Beyond this, what makes a man who is without a home a sinner anymore than you and I? In the book, "Under the Overpass" two men decided to experience what it was like to be homeless so they went to live with the homeless for a summer. They found a lot of them were Christians who just never had someone believe in them and encourage them to get out of the hole the are in. Isn't this typical too? Christians go to "not-so-nice" areas of their town to witness to the homeless and get them saved. What then? We leave them with their Christian homeless shelter. This attitude and practice is unbiblical. We focus too much on the eternal that we forget that Jesus came to give us life now, not one day. The New Testament focuses a lot more on cultivating our new life in Christ than how to get people saved. Discipleship is what we need, not evangelism.

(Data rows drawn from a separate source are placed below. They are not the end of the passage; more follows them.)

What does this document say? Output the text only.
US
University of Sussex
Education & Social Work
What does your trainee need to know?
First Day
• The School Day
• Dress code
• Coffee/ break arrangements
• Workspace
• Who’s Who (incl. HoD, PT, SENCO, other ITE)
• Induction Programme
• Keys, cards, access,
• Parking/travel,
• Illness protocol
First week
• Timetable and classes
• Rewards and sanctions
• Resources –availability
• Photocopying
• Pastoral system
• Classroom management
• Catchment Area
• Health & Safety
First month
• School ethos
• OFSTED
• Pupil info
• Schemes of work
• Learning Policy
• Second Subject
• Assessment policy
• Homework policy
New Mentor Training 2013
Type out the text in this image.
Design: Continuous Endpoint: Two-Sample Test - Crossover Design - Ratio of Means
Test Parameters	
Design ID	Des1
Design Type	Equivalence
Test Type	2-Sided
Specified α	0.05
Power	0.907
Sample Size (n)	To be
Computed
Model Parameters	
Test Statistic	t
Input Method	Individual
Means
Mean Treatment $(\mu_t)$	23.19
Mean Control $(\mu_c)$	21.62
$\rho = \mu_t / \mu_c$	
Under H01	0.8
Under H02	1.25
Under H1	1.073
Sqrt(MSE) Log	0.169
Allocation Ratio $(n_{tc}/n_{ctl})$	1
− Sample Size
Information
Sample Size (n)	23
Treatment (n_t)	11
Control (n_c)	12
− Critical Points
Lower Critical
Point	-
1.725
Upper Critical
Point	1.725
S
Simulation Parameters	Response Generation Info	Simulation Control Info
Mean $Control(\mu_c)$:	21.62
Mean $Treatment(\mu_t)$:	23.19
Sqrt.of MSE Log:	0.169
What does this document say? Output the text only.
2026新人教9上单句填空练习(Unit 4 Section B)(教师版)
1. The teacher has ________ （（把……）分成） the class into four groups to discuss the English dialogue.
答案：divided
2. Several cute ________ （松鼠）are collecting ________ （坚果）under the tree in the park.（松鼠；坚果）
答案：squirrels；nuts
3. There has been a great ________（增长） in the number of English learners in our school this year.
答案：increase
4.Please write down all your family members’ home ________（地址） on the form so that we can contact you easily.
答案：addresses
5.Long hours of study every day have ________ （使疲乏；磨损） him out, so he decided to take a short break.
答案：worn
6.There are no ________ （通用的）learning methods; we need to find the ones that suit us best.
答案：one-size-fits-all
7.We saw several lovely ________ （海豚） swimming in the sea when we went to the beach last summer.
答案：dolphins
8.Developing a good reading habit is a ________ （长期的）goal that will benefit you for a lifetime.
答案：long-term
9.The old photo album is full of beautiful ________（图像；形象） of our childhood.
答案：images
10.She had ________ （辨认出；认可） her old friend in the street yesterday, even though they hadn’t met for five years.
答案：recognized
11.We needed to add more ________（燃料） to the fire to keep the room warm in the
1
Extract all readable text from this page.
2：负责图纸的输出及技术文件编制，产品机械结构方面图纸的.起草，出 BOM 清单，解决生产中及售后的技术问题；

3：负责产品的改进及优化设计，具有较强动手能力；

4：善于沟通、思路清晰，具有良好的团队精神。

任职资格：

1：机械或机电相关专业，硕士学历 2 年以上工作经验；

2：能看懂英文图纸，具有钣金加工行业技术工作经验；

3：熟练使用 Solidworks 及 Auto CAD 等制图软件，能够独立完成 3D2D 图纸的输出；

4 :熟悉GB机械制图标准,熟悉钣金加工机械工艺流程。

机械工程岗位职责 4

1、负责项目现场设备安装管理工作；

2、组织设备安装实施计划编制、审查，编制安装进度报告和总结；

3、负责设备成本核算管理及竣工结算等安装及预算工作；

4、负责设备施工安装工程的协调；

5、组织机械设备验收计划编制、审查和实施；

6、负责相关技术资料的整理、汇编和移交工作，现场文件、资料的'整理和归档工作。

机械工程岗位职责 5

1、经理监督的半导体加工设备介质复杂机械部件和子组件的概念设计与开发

"Holy Ground" nails one main point: what makes holy ground is community with the Godhead and his believers or even just community amongst man. I could say so much more, but this is enough for now.

2 comments:

Rachel said...

Sitting in one of my psychology classes one day we talked about how many of the homeless have psychological disorders that prevent them from leading productive lives without the help of medicine. However, my professor also said, that if many of the homeless people had family, friends, neighbors, anyone in society really,to support them emotionally there would be a drastic reduction in the number of homeless people. She reminded us to not write people off because of their social status, but rather seek to know a person's story and help them any way we can. My professor made the point that even if we gave medicine, money, food, clothing, etc. to each homeless person who needed it, without the support and encouragment of someone else in their lives, these people would often simply return to the life they now view as comfortable. I think this is true also in a spiritual sense. We may hand people the tools, give them a Bible, lead them to Christ, but if they have no one to follow up with them, to encourage and support them, they will often slip back into the life of "comfort", where things are familiar. Discipleship seems to have been placed on the back burner while evangelism has become the anthem from our churches.

Philip said...

Yeah Rachel! I wish my professors were more like that! There is much value in giving a hungry man bread, but also we need to understand that handing him the bread as established a relationship that we would be wise to fulfill. It is difficult to balance but it needs to be struggled with.